According to the book's jacket, the book was commissioned to commemorate the Battle's 200th anniversary.[3]
The book includes a number of full colour illustrations, including maps and colour portraits of the major figures involved, including Napoleon Bonaparte, the Duke of Wellington, Field Marshall Prince von Blucher, Marshalls Ney, Soult and Grouchy.
The book should not be confused with Cornwell's novel Sharpe's Waterloo, originally published as Waterloo in 1990. That novel also narrates the battle, but largely from the perspective of Cornwell's fictional characters.
In his foreword, Cornwell acknowledges that there is already an extensive library of work on the Battle of Waterloo, but one of his reasons for writing the book is to attempt to narrate the battle from the perspectives of the "ordinary" soldiers who participated in it.
Why another book on Waterloo? It is a good question. There is no shortage of accounts of the battle, indeed it is one of the most studied and written-about battles in history... Yet the Duke of Wellington was surely right when he said that a man might as well tell the history of a ball, meaning a dance, as write the story of a battle. Everyone who attends a ball has a different memory of the event, some happy, some disappointing, and how, in the swirl of music and ball gowns and flirtations could anyone hope to make a coherent account of exactly what happened and when and to whom?
...
There is an agreed story. Napoleon attacks Wellington's right in an attempt to draw the Duke's reserves to that part of the battlefield, then launches a massive attack on the Duke's left. That attack fails. Act Two is the great cavalry assault on the Duke's centre-right, and Act Three, as the Prussians arrive stage left, is the desperate last assault by the undefeated Imperial Guard. To those can be added the subplots of the assaults on Hougoumont and the fall of La Haie Sainte. As a framework that has some merit, but the battle was far more complicated than that simple story suggests. To the men who were present it did not seem simple, or explicable, and one reason to write this book is to try and give an impression of what it was like to be on that field on that confusing day.".[4]

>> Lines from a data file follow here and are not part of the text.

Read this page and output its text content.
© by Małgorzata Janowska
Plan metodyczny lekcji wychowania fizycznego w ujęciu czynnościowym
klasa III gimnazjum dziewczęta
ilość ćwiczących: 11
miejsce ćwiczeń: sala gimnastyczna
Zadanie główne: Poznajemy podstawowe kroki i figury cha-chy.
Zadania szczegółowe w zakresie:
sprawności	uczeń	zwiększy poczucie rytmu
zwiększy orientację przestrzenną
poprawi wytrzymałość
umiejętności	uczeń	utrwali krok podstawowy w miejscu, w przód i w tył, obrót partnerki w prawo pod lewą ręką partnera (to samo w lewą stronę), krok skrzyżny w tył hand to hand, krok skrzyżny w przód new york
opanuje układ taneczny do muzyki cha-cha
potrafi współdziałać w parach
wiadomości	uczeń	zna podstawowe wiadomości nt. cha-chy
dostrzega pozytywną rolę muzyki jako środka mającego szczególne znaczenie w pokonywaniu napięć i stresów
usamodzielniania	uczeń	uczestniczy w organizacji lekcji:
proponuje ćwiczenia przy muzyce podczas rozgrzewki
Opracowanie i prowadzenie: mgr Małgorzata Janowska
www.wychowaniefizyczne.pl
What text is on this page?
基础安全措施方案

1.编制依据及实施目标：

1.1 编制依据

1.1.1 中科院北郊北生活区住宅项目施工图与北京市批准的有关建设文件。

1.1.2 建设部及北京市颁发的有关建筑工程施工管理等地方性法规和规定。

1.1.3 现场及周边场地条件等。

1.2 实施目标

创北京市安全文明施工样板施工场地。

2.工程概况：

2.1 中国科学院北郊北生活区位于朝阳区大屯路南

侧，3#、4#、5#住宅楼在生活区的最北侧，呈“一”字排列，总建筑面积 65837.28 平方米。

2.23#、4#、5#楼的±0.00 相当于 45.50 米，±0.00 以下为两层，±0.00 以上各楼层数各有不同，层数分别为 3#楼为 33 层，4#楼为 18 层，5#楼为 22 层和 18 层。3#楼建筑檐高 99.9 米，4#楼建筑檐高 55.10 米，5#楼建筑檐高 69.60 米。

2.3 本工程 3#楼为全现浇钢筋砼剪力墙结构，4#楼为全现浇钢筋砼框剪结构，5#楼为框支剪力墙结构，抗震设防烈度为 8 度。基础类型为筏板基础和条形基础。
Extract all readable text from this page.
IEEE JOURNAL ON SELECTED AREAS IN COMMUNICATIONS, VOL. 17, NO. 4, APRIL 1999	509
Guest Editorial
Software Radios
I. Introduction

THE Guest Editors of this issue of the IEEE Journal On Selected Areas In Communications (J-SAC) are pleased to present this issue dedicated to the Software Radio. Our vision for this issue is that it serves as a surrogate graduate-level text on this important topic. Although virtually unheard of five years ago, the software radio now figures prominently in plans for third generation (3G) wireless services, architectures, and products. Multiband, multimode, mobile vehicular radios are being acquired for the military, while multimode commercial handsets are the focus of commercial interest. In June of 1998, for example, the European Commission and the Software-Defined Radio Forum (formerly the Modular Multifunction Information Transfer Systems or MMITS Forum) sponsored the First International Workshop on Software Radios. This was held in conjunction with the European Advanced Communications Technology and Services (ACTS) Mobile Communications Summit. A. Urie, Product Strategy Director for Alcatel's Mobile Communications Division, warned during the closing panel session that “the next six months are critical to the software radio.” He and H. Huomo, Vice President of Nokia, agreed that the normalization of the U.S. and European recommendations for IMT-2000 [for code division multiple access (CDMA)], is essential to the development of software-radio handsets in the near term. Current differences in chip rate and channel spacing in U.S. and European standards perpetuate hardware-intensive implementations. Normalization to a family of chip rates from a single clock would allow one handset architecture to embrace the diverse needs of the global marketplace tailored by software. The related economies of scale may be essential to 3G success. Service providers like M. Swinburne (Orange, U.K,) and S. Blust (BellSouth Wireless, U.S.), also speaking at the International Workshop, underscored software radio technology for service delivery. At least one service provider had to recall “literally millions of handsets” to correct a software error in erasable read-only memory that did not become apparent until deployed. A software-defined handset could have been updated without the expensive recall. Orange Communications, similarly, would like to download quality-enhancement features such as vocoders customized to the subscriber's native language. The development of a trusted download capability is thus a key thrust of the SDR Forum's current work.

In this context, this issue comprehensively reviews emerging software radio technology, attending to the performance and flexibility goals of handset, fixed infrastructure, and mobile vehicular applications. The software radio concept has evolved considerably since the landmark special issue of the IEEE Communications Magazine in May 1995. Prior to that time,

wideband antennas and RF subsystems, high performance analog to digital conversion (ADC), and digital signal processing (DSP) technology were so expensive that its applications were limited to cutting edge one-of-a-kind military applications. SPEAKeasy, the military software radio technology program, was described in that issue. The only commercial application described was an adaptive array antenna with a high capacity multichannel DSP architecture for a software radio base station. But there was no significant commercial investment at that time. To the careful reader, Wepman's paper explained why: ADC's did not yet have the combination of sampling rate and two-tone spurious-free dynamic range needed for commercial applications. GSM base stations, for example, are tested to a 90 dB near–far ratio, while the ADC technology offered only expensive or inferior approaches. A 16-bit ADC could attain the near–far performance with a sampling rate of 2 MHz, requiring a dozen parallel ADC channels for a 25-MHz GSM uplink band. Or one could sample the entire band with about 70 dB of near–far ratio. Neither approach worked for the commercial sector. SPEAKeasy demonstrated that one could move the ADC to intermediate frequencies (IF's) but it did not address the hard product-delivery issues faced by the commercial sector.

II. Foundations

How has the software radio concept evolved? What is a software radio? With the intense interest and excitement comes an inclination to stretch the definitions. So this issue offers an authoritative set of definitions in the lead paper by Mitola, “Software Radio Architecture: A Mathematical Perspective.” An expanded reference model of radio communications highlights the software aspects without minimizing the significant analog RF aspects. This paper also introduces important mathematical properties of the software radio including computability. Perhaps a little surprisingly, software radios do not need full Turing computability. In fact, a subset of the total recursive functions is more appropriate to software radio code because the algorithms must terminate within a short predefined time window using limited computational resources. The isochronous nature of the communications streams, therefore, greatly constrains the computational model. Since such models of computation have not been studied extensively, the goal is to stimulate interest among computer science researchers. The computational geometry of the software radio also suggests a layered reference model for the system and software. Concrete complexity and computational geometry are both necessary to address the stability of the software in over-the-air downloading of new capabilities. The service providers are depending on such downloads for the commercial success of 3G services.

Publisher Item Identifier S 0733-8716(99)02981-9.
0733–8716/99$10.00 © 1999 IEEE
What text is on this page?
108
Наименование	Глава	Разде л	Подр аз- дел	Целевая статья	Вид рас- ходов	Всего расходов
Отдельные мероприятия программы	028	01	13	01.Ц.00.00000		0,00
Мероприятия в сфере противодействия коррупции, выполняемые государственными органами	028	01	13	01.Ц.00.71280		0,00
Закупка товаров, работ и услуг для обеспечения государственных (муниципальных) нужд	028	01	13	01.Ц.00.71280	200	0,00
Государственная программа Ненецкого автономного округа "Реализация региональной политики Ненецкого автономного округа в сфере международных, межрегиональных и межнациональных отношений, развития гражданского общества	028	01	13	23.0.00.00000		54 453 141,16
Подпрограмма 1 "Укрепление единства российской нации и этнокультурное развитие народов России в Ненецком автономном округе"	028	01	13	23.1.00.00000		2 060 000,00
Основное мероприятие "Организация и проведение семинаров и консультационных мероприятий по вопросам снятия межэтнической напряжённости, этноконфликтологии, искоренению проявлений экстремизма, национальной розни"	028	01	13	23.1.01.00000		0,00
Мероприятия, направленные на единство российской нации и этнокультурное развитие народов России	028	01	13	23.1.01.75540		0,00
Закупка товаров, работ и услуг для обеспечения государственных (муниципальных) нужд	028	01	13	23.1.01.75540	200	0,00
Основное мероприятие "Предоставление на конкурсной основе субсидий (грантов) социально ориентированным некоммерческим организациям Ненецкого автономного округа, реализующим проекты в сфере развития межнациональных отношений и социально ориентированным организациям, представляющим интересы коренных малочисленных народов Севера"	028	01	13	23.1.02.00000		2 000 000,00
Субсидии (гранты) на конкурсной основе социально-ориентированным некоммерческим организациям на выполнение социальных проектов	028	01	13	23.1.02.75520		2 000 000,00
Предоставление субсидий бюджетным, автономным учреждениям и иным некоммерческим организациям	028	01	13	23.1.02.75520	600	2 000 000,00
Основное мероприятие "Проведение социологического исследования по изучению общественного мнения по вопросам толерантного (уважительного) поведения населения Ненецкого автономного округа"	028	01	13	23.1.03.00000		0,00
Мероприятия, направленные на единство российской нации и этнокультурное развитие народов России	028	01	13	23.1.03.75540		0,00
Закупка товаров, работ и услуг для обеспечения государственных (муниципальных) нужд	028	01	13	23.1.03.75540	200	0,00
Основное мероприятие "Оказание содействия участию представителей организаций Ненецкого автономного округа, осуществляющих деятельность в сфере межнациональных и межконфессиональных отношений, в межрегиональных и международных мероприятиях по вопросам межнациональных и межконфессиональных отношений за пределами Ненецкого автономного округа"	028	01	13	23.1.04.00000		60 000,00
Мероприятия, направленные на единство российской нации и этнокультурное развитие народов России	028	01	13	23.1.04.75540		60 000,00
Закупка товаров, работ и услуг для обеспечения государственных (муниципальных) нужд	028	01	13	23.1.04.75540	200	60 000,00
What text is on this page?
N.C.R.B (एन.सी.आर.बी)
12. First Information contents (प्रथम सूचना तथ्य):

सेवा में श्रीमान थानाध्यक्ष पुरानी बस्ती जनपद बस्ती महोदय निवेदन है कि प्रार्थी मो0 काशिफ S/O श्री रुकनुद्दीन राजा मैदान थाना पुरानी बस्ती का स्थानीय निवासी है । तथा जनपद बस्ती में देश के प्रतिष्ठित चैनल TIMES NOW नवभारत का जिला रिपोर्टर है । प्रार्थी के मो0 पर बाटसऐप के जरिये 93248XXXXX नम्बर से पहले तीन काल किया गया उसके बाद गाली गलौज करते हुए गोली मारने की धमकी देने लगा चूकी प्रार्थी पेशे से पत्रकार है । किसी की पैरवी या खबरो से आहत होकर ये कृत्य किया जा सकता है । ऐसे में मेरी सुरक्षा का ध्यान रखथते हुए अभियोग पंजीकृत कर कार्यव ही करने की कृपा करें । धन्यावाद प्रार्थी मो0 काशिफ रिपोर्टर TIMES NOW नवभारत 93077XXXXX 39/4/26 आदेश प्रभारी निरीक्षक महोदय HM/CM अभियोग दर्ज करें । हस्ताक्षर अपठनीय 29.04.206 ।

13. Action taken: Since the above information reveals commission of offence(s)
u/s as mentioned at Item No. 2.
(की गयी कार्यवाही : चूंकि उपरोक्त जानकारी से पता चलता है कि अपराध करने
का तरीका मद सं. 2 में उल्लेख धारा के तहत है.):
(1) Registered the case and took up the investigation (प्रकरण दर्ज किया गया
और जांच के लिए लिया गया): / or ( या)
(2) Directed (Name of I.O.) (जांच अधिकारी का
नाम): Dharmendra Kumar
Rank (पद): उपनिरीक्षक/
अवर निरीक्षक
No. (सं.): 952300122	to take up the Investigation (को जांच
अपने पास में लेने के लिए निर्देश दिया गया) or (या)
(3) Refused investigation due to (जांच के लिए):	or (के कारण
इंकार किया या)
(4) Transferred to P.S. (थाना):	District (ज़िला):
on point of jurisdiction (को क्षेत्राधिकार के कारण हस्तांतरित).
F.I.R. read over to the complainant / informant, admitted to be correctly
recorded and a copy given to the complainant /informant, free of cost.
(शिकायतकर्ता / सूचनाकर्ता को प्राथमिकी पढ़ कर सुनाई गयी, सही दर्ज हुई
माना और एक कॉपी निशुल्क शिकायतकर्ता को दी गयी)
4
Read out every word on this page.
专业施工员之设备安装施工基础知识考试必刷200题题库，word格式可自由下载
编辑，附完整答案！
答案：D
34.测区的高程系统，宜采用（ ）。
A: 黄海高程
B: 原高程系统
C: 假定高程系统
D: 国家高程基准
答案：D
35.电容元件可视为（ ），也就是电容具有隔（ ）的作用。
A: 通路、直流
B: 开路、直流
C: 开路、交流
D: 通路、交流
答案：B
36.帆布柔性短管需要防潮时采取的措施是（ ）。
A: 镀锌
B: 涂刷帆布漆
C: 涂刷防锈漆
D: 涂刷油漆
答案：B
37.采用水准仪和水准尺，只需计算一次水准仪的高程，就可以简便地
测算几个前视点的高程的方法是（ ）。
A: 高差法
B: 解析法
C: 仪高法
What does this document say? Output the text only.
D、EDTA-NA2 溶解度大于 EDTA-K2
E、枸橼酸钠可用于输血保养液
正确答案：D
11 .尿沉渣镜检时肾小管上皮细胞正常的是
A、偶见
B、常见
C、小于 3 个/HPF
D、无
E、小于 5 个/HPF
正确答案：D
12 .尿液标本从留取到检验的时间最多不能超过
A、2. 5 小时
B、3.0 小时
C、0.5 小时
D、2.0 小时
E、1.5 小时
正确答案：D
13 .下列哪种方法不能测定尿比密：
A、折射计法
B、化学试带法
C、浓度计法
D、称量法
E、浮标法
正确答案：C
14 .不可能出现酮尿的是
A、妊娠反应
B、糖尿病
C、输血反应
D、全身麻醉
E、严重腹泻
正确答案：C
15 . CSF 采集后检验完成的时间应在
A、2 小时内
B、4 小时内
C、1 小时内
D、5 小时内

To that end, Cornwell's narrative is intercut with excerpts from letters and memoirs written by soldiers of all ranks, in all three of the participating armies (French, Anglo-Dutch, and Prussian). These first-person narratives come not only from the high commanders, such as Napoleon, Wellington, and Field Marshall von Blücher, but also Franz Lieber, Karl von Clausewitz, Cavalie Mercer, Louis Canler, Frederick Cavendish Ponsonby, the Reverend William Leeke, and many others.
Waterloo was released as an audiobook by Harper Audio on 5 May 2015. The Foreword, Preface, Aftermath and Afterword are read by Cornwell, and Chapters One through Twelve by Dugald Bruce Lockhart.[5]